Historic house in New York, United States

The Walter Merchant House, on Washington Avenue (New York State Route 5) in Albany, New York, United States, is a brick-and-stone townhouse in the Italianate architectural style, with some Renaissance Revival elements. Built in the mid-19th century, it was listed on the National Register of Historic Places in 2002.

At the time of its construction it was surrounded by many similar houses, but it is now one of the rare remaining examples in the city of a townhouse with a surviving rear carriage house. It is one of the only remaining originally residential buildings on that section of Washington, currently used as the main offices of the New York chapter of the National Association of Social Workers.

==Buildings and grounds==

The house is on the south side of Washington between Lark (U.S. Route 9W) and Dove streets, two blocks west of the tall Alfred E. Smith State Office Building and the New York State Capitol, a National Historic Landmark. It is surrounded by larger commercial and institutional buildings, some more modern, in its densely developed urban neighborhood. The largest building in the vicinity, the Washington Avenue Armory, also on the Register, is across the street to the north, next to a branch of the city library. At Washington and Dove are two other listed properties, the University Club of Albany building and the former Harmanus Bleecker Library. A large parking garage is on the west; smaller commercial buildings line Washington to the east. To the south, the buildings on Spring Street are part of the large Center Square/Hudson–Park Historic District.

===Exterior===

A finely detailed cast iron fence and gate, a contributing object to the house's historic character, sets off the sidewalk from the building's shallow front lawn. From the gate a balustraded brownstone stoop rises to the main entrance of the two-story five-bay structure with raised basement. It is made of brick laid in common bond with a brownstone facade on the north (front) side and topped by a gently pitched gabled roof. Two brick chimneys with recessed panels pierce it near either end.

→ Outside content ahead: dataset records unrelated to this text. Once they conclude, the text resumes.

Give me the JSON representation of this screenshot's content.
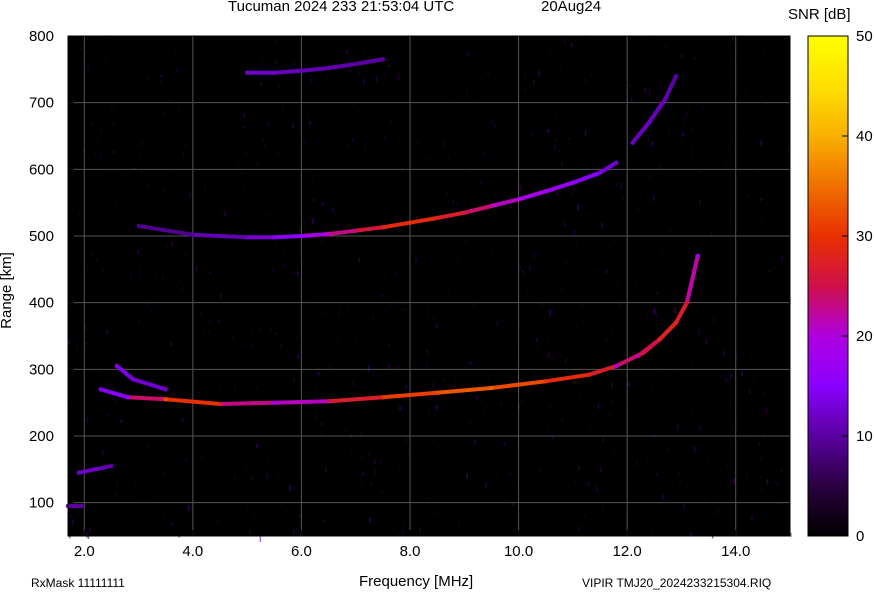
{
  "header": {
    "title": "Tucuman 2024 233 21:53:04 UTC",
    "date": "20Aug24"
  },
  "footer": {
    "left": "RxMask 11111111",
    "right": "VIPIR  TMJ20_2024233215304.RIQ"
  },
  "colors": {
    "plot_background": "#000000",
    "grid": "#555555",
    "colormap": [
      "#000000",
      "#2a0040",
      "#5a00a0",
      "#8a00ff",
      "#b000e0",
      "#d0104a",
      "#e83000",
      "#f07000",
      "#f8b000",
      "#ffe000",
      "#ffff00"
    ]
  },
  "chart_data": {
    "type": "heatmap",
    "xlabel": "Frequency [MHz]",
    "ylabel": "Range [km]",
    "xlim": [
      1.7,
      15.0
    ],
    "ylim": [
      50,
      800
    ],
    "xticks": [
      2.0,
      4.0,
      6.0,
      8.0,
      10.0,
      12.0,
      14.0
    ],
    "xtick_labels": [
      "2.0",
      "4.0",
      "6.0",
      "8.0",
      "10.0",
      "12.0",
      "14.0"
    ],
    "yticks": [
      100,
      200,
      300,
      400,
      500,
      600,
      700,
      800
    ],
    "ytick_labels": [
      "100",
      "200",
      "300",
      "400",
      "500",
      "600",
      "700",
      "800"
    ],
    "colorbar": {
      "label": "SNR [dB]",
      "range": [
        0,
        50
      ],
      "ticks": [
        0,
        10,
        20,
        30,
        40,
        50
      ],
      "tick_labels": [
        "0",
        "10",
        "20",
        "30",
        "40",
        "50"
      ]
    },
    "grid": true,
    "series": [
      {
        "x": [
          2.3,
          2.8,
          3.5,
          4.5,
          5.5,
          6.5,
          7.5,
          8.5,
          9.5,
          10.5,
          11.3,
          11.8
        ],
        "y": [
          270,
          258,
          255,
          248,
          250,
          252,
          258,
          265,
          272,
          282,
          292,
          305
        ],
        "snr": [
          14,
          16,
          32,
          28,
          18,
          24,
          30,
          32,
          34,
          30,
          28,
          26
        ]
      },
      {
        "x": [
          2.6,
          2.9,
          3.5
        ],
        "y": [
          305,
          285,
          270
        ],
        "snr": [
          14,
          13,
          12
        ]
      },
      {
        "x": [
          11.8,
          12.3,
          12.6,
          12.9,
          13.1,
          13.3
        ],
        "y": [
          305,
          325,
          345,
          370,
          400,
          470
        ],
        "snr": [
          20,
          28,
          30,
          28,
          26,
          18
        ]
      },
      {
        "x": [
          12.2,
          12.6,
          12.9,
          13.1,
          13.3
        ],
        "y": [
          320,
          345,
          370,
          400,
          470
        ],
        "snr": [
          22,
          28,
          28,
          26,
          18
        ]
      },
      {
        "x": [
          3.0,
          4.0,
          5.0,
          5.5,
          6.0,
          6.5,
          7.0,
          7.5,
          8.0,
          8.5,
          9.0,
          9.5,
          10.0,
          10.5,
          11.0,
          11.5,
          11.8
        ],
        "y": [
          515,
          502,
          498,
          498,
          500,
          503,
          508,
          513,
          520,
          527,
          535,
          545,
          555,
          567,
          580,
          595,
          610
        ],
        "snr": [
          8,
          10,
          12,
          14,
          16,
          22,
          24,
          28,
          30,
          28,
          26,
          22,
          20,
          18,
          16,
          14,
          12
        ]
      },
      {
        "x": [
          12.1,
          12.4,
          12.7,
          12.9
        ],
        "y": [
          640,
          670,
          705,
          740
        ],
        "snr": [
          12,
          12,
          11,
          10
        ]
      },
      {
        "x": [
          5.0,
          5.5,
          6.0,
          6.5,
          7.0,
          7.5
        ],
        "y": [
          745,
          745,
          748,
          752,
          758,
          765
        ],
        "snr": [
          12,
          12,
          11,
          11,
          10,
          10
        ]
      },
      {
        "x": [
          1.9,
          2.2,
          2.5
        ],
        "y": [
          145,
          150,
          155
        ],
        "snr": [
          12,
          12,
          10
        ]
      },
      {
        "x": [
          1.7,
          1.95
        ],
        "y": [
          95,
          95
        ],
        "snr": [
          10,
          10
        ]
      }
    ]
  }
}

On the basement level the brownstone blocks are rusticated with beveled edges. This treatment is continued in the quoins at the corners. All the other blocks in the facade are smooth and flush.

All the basement windows are one-over-one double-hung sash in segmental-arched openings. Above them the similar first-story windows have an additional segmental-arched lintel as well along with a small sill. In the center is the main entrance, recessed in another segmental arch. It has a carved stone cornice on brackets with rinceau and bead decorative patterns.

Above it the second-story windows are one-over-one with a flat top. They, too, have flat stone sills and decorative lintels. At the roofline is an elaborate bracketed and modillioned overhanging cornice.

The cornice continues along the east and west sides of the house. It has four narrow windows at the basement level, a stained-glass oval window depicting the Merchant family crest in the first story, a single central window on the second story and an arched one at the attic level. At the southwest corner is a small wood-frame addition. The east side has a larger addition, a single story office wing. There is a single window on each of the upper two stories. The south facade has many different additions, some of which are enclosed porches.

===Interior===

Two arched wooden doors with glazed panels open into a vestibule with panelled walls and a tiled floor. A second set of doors open into the central hall of the double-pile plan interior. It is dominated by the main staircase, finely crafted with a carved newel and balustrade. The plaster ceiling has a cornice.

To the east are two large parlors, both also with cornices on their plaster ceilings, wooden architraves and large marble mantelpieces. The original wooden shutters are still on the windows. Doors and moldings are painted to match the plaster.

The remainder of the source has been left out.